The patent system is broken
Larry Downes writes about Paul Allen’s recent patent suits in When a Patent Troll is an Enigma. He also has a great summary about what is so wrong and broken about the patent system.
The result has been the creation of a shadow patent examination process through litigation. The grant of a patent is no longer the final step, in other words. The de facto examination really takes place when the holder tries to enforce the patent against an alleged infringer, and the defendant claims invalidity of the patent as a defense. When such cases go to trial, which they rarely do, a jury of laymen are then tasked with doing the work avoided by the patent examiner.
In effect, the patent office has outsourced its job to the judiciary and in particular to a jury of non-experts.
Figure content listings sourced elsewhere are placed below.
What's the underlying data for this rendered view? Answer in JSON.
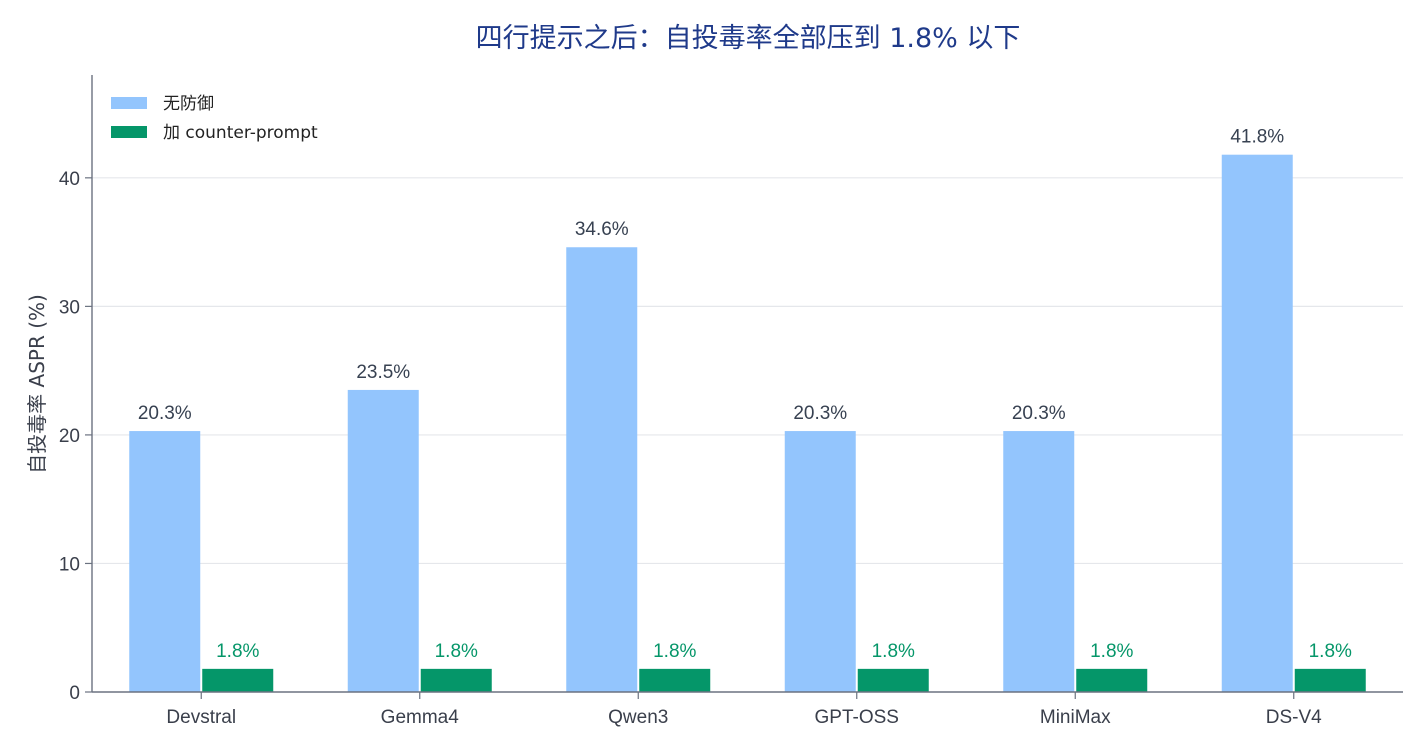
{
  "chart_data": {
    "type": "bar",
    "title": "四行提示之后：自投毒率全部压到 1.8% 以下",
    "xlabel": "",
    "ylabel": "自投毒率 ASPR (%)",
    "ylim": [
      0,
      48
    ],
    "yticks": [
      0,
      10,
      20,
      30,
      40
    ],
    "grid": true,
    "legend_position": "top-left",
    "categories": [
      "Devstral",
      "Gemma4",
      "Qwen3",
      "GPT-OSS",
      "MiniMax",
      "DS-V4"
    ],
    "series": [
      {
        "name": "无防御",
        "color": "#93c5fd",
        "label_color": "#374151",
        "values": [
          20.3,
          23.5,
          34.6,
          20.3,
          20.3,
          41.8
        ],
        "labels": [
          "20.3%",
          "23.5%",
          "34.6%",
          "20.3%",
          "20.3%",
          "41.8%"
        ]
      },
      {
        "name": "加 counter-prompt",
        "color": "#059669",
        "label_color": "#059669",
        "values": [
          1.8,
          1.8,
          1.8,
          1.8,
          1.8,
          1.8
        ],
        "labels": [
          "1.8%",
          "1.8%",
          "1.8%",
          "1.8%",
          "1.8%",
          "1.8%"
        ]
      }
    ]
  }
}
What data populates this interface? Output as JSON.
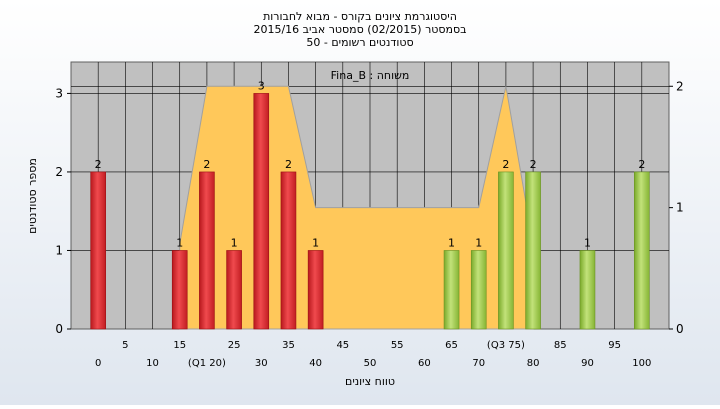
{
  "chart_data": {
    "type": "bar",
    "title_lines": [
      "היסטוגרמת ציונים בקורס - מבוא לחבורות",
      "בסמסטר  (02/2015)  סמסטר אביב 2015/16",
      "סטודנטים רשומים - 50"
    ],
    "legend_label": "משוחה : Fina_B",
    "xlabel": "טווח ציונים",
    "ylabel": "מספר סטודנטים",
    "ylim": [
      0,
      3.4
    ],
    "y2lim": [
      0,
      2.2
    ],
    "yticks": [
      0,
      1,
      2,
      3
    ],
    "y2ticks": [
      0,
      1,
      2
    ],
    "xlim": [
      -5,
      105
    ],
    "x_tick_labels": [
      {
        "x": 0,
        "label": "0",
        "row": 2
      },
      {
        "x": 5,
        "label": "5",
        "row": 1
      },
      {
        "x": 10,
        "label": "10",
        "row": 2
      },
      {
        "x": 15,
        "label": "15",
        "row": 1
      },
      {
        "x": 20,
        "label": "(Q1 20)",
        "row": 2
      },
      {
        "x": 25,
        "label": "25",
        "row": 1
      },
      {
        "x": 30,
        "label": "30",
        "row": 2
      },
      {
        "x": 35,
        "label": "35",
        "row": 1
      },
      {
        "x": 40,
        "label": "40",
        "row": 2
      },
      {
        "x": 45,
        "label": "45",
        "row": 1
      },
      {
        "x": 50,
        "label": "50",
        "row": 2
      },
      {
        "x": 55,
        "label": "55",
        "row": 1
      },
      {
        "x": 60,
        "label": "60",
        "row": 2
      },
      {
        "x": 65,
        "label": "65",
        "row": 1
      },
      {
        "x": 70,
        "label": "70",
        "row": 2
      },
      {
        "x": 75,
        "label": "(Q3 75)",
        "row": 1
      },
      {
        "x": 80,
        "label": "80",
        "row": 2
      },
      {
        "x": 85,
        "label": "85",
        "row": 1
      },
      {
        "x": 90,
        "label": "90",
        "row": 2
      },
      {
        "x": 95,
        "label": "95",
        "row": 1
      },
      {
        "x": 100,
        "label": "100",
        "row": 2
      }
    ],
    "bars": [
      {
        "x": 0,
        "value": 2,
        "color": "red"
      },
      {
        "x": 15,
        "value": 1,
        "color": "red"
      },
      {
        "x": 20,
        "value": 2,
        "color": "red"
      },
      {
        "x": 25,
        "value": 1,
        "color": "red"
      },
      {
        "x": 30,
        "value": 3,
        "color": "red"
      },
      {
        "x": 35,
        "value": 2,
        "color": "red"
      },
      {
        "x": 40,
        "value": 1,
        "color": "red"
      },
      {
        "x": 65,
        "value": 1,
        "color": "green"
      },
      {
        "x": 70,
        "value": 1,
        "color": "green"
      },
      {
        "x": 75,
        "value": 2,
        "color": "green"
      },
      {
        "x": 80,
        "value": 2,
        "color": "green"
      },
      {
        "x": 90,
        "value": 1,
        "color": "green"
      },
      {
        "x": 100,
        "value": 2,
        "color": "green"
      }
    ],
    "area_series": {
      "axis": "secondary",
      "points": [
        [
          15,
          0
        ],
        [
          15,
          0.7
        ],
        [
          20,
          2
        ],
        [
          35,
          2
        ],
        [
          40,
          1
        ],
        [
          65,
          1
        ],
        [
          70,
          1
        ],
        [
          75,
          2
        ],
        [
          80,
          0.7
        ],
        [
          80,
          0
        ]
      ]
    },
    "colors": {
      "plot_bg": "#c0c0c0",
      "area": "#ffc85a",
      "bar_red": "#e8282e",
      "bar_green": "#9acd46",
      "grid": "#000000"
    }
  }
}
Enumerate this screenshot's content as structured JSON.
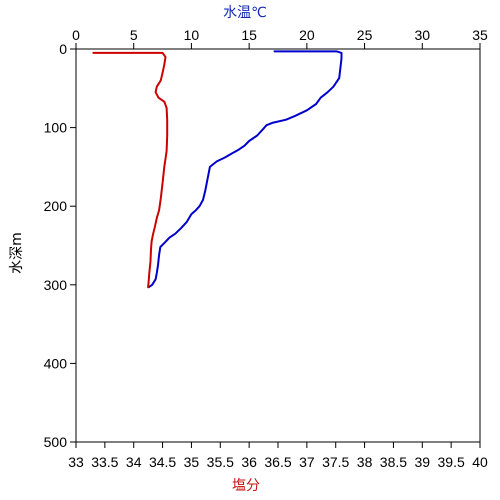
{
  "chart_data": {
    "type": "line",
    "title": "",
    "temperature_axis": {
      "label": "水温℃",
      "position": "top",
      "range": [
        0,
        35
      ],
      "ticks": [
        0,
        5,
        10,
        15,
        20,
        25,
        30,
        35
      ],
      "color": "#1428b4"
    },
    "salinity_axis": {
      "label": "塩分",
      "position": "bottom",
      "range": [
        33,
        40
      ],
      "ticks": [
        "33",
        "33.5",
        "34",
        "34.5",
        "35",
        "35.5",
        "36",
        "36.5",
        "37",
        "37.5",
        "38",
        "38.5",
        "39",
        "39.5",
        "40"
      ],
      "color": "#c81414"
    },
    "depth_axis": {
      "label": "水深m",
      "range": [
        0,
        500
      ],
      "inverted": true,
      "ticks": [
        0,
        100,
        200,
        300,
        400,
        500
      ]
    },
    "grid": false,
    "series": [
      {
        "quantity": "temperature",
        "axis": "temperature_axis",
        "color": "#0000cc",
        "points": [
          [
            17.2,
            3
          ],
          [
            21.0,
            3
          ],
          [
            22.6,
            3
          ],
          [
            23.0,
            5
          ],
          [
            23.0,
            12
          ],
          [
            22.9,
            25
          ],
          [
            22.8,
            37
          ],
          [
            22.3,
            48
          ],
          [
            21.8,
            55
          ],
          [
            21.2,
            62
          ],
          [
            20.8,
            70
          ],
          [
            20.0,
            78
          ],
          [
            19.0,
            85
          ],
          [
            18.2,
            90
          ],
          [
            17.0,
            94
          ],
          [
            16.5,
            97
          ],
          [
            16.2,
            102
          ],
          [
            15.7,
            110
          ],
          [
            15.0,
            117
          ],
          [
            14.6,
            123
          ],
          [
            14.1,
            128
          ],
          [
            13.5,
            133
          ],
          [
            12.9,
            138
          ],
          [
            12.2,
            143
          ],
          [
            11.6,
            150
          ],
          [
            11.4,
            165
          ],
          [
            11.2,
            180
          ],
          [
            11.0,
            192
          ],
          [
            10.7,
            200
          ],
          [
            10.4,
            205
          ],
          [
            10.0,
            210
          ],
          [
            9.6,
            220
          ],
          [
            9.1,
            228
          ],
          [
            8.6,
            235
          ],
          [
            8.1,
            240
          ],
          [
            7.7,
            246
          ],
          [
            7.3,
            252
          ],
          [
            7.2,
            262
          ],
          [
            7.1,
            275
          ],
          [
            7.0,
            285
          ],
          [
            6.9,
            293
          ],
          [
            6.6,
            300
          ],
          [
            6.3,
            303
          ]
        ]
      },
      {
        "quantity": "salinity",
        "axis": "salinity_axis",
        "color": "#cc0000",
        "points": [
          [
            33.3,
            5
          ],
          [
            34.5,
            5
          ],
          [
            34.55,
            10
          ],
          [
            34.53,
            20
          ],
          [
            34.5,
            30
          ],
          [
            34.47,
            40
          ],
          [
            34.4,
            48
          ],
          [
            34.38,
            55
          ],
          [
            34.43,
            62
          ],
          [
            34.53,
            67
          ],
          [
            34.57,
            75
          ],
          [
            34.58,
            90
          ],
          [
            34.58,
            110
          ],
          [
            34.57,
            130
          ],
          [
            34.53,
            150
          ],
          [
            34.5,
            170
          ],
          [
            34.47,
            190
          ],
          [
            34.44,
            205
          ],
          [
            34.4,
            215
          ],
          [
            34.37,
            225
          ],
          [
            34.33,
            237
          ],
          [
            34.31,
            245
          ],
          [
            34.3,
            255
          ],
          [
            34.29,
            270
          ],
          [
            34.27,
            285
          ],
          [
            34.26,
            295
          ],
          [
            34.25,
            303
          ]
        ]
      }
    ]
  }
}
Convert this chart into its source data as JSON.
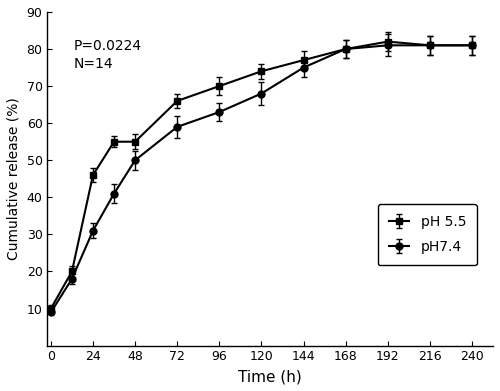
{
  "time_points": [
    0,
    12,
    24,
    36,
    48,
    72,
    96,
    120,
    144,
    168,
    192,
    216,
    240
  ],
  "ph55_values": [
    10,
    20,
    46,
    55,
    55,
    66,
    70,
    74,
    77,
    80,
    82,
    81,
    81
  ],
  "ph74_values": [
    9,
    18,
    31,
    41,
    50,
    59,
    63,
    68,
    75,
    80,
    81,
    81,
    81
  ],
  "ph55_yerr": [
    1.0,
    1.5,
    2.0,
    1.5,
    2.0,
    2.0,
    2.5,
    2.0,
    2.5,
    2.5,
    2.5,
    2.5,
    2.5
  ],
  "ph74_yerr": [
    0.5,
    1.5,
    2.0,
    2.5,
    2.5,
    3.0,
    2.5,
    3.0,
    2.5,
    2.5,
    3.0,
    2.5,
    2.5
  ],
  "xlabel": "Time (h)",
  "ylabel": "Cumulative release (%)",
  "annotation": "P=0.0224\nN=14",
  "legend_ph55": "pH 5.5",
  "legend_ph74": "pH7.4",
  "ylim": [
    0,
    90
  ],
  "xlim": [
    -2,
    252
  ],
  "yticks": [
    10,
    20,
    30,
    40,
    50,
    60,
    70,
    80,
    90
  ],
  "xticks": [
    0,
    24,
    48,
    72,
    96,
    120,
    144,
    168,
    192,
    216,
    240
  ],
  "line_color": "#000000",
  "marker_square": "s",
  "marker_circle": "o",
  "markersize": 5,
  "linewidth": 1.5,
  "capsize": 2.5,
  "elinewidth": 1.0
}
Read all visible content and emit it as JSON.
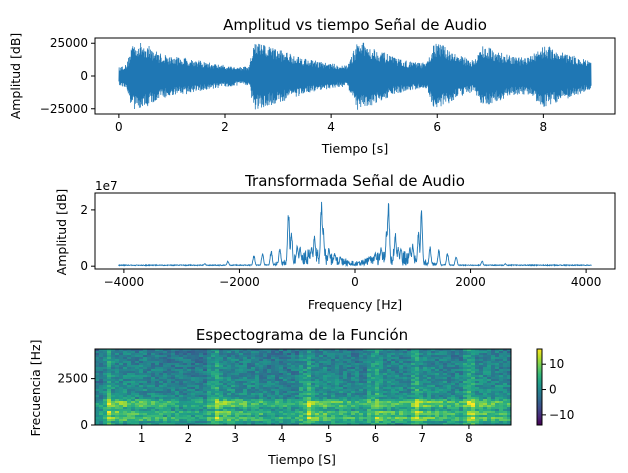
{
  "chart_data": [
    {
      "type": "line",
      "title": "Amplitud vs tiempo Señal de Audio",
      "xlabel": "Tiempo [s]",
      "ylabel": "Amplitud [dB]",
      "xlim": [
        -0.45,
        9.35
      ],
      "ylim": [
        -29000,
        29000
      ],
      "xticks": [
        0,
        2,
        4,
        6,
        8
      ],
      "yticks": [
        -25000,
        0,
        25000
      ],
      "series": [
        {
          "color": "#1f77b4",
          "envelope": {
            "x": [
              0.0,
              0.15,
              0.25,
              0.5,
              0.75,
              1.0,
              1.3,
              1.6,
              1.9,
              2.2,
              2.45,
              2.55,
              2.6,
              2.9,
              3.2,
              3.5,
              3.8,
              4.1,
              4.3,
              4.5,
              4.6,
              4.9,
              5.2,
              5.5,
              5.8,
              5.95,
              6.2,
              6.4,
              6.7,
              6.85,
              7.1,
              7.4,
              7.7,
              8.0,
              8.3,
              8.6,
              8.9
            ],
            "amp": [
              7000,
              9000,
              26000,
              25000,
              18000,
              15000,
              14000,
              11000,
              9000,
              7500,
              7000,
              26000,
              26000,
              22000,
              18000,
              14000,
              11000,
              9000,
              8000,
              26000,
              26000,
              20000,
              14000,
              11000,
              10000,
              26000,
              22000,
              16000,
              12000,
              24000,
              20000,
              15000,
              14000,
              24000,
              20000,
              15000,
              11000
            ]
          }
        }
      ]
    },
    {
      "type": "line",
      "title": "Transformada Señal de Audio",
      "xlabel": "Frequency [Hz]",
      "ylabel": "Amplitud [dB]",
      "offset_label": "1e7",
      "xlim": [
        -4500,
        4500
      ],
      "ylim": [
        -0.1,
        2.6
      ],
      "xticks": [
        -4000,
        -2000,
        0,
        2000,
        4000
      ],
      "yticks": [
        0,
        2
      ],
      "series": [
        {
          "color": "#1f77b4",
          "peaks": {
            "freq": [
              -2600,
              -2200,
              -1750,
              -1600,
              -1450,
              -1300,
              -1150,
              -1100,
              -1000,
              -950,
              -750,
              -700,
              -580,
              -550,
              -450,
              -350,
              -250,
              250,
              350,
              450,
              550,
              580,
              700,
              750,
              950,
              1000,
              1100,
              1150,
              1300,
              1450,
              1600,
              1750,
              2200,
              2600
            ],
            "value": [
              0.1,
              0.2,
              0.4,
              0.5,
              0.6,
              0.7,
              2.0,
              1.3,
              0.8,
              0.7,
              0.7,
              1.2,
              2.4,
              1.4,
              0.7,
              0.5,
              0.35,
              0.35,
              0.5,
              0.7,
              1.4,
              2.4,
              1.2,
              0.7,
              0.7,
              0.8,
              1.3,
              2.0,
              0.7,
              0.6,
              0.5,
              0.4,
              0.2,
              0.1
            ]
          }
        }
      ]
    },
    {
      "type": "heatmap",
      "title": "Espectograma de la Función",
      "xlabel": "Tiempo [S]",
      "ylabel": "Frecuencia [Hz]",
      "xlim": [
        0,
        8.9
      ],
      "ylim": [
        0,
        4096
      ],
      "xticks": [
        1,
        2,
        3,
        4,
        5,
        6,
        7,
        8
      ],
      "yticks": [
        0,
        2500
      ],
      "colormap": "viridis",
      "colorbar": {
        "range": [
          -14,
          16
        ],
        "ticks": [
          -10,
          0,
          10
        ]
      },
      "bright_bands_hz": [
        350,
        650,
        1050,
        1250
      ],
      "onsets_s": [
        0.25,
        2.55,
        4.5,
        5.95,
        6.85,
        8.0
      ]
    }
  ]
}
If nothing else, that is a feature of the modern system that absolutely no one is happy with, or in any event that no one can justify.
It also needs to be emphasized that patent infringement (as opposed to copyright infringement), need not and indeed rarely does include any suggestion of “theft” or other hint of immoral conduct. Most patent infringers do not copy the work of another inventor—they create their own innovation independently, often completely unaware of the existence of the relevant patents or pending applications. The broader the patents that are granted, of course, the more likely coincidental or seemingly “innocent” infringements are to occur. From a legal standpoint, however, ignorance of existing patents is no defense.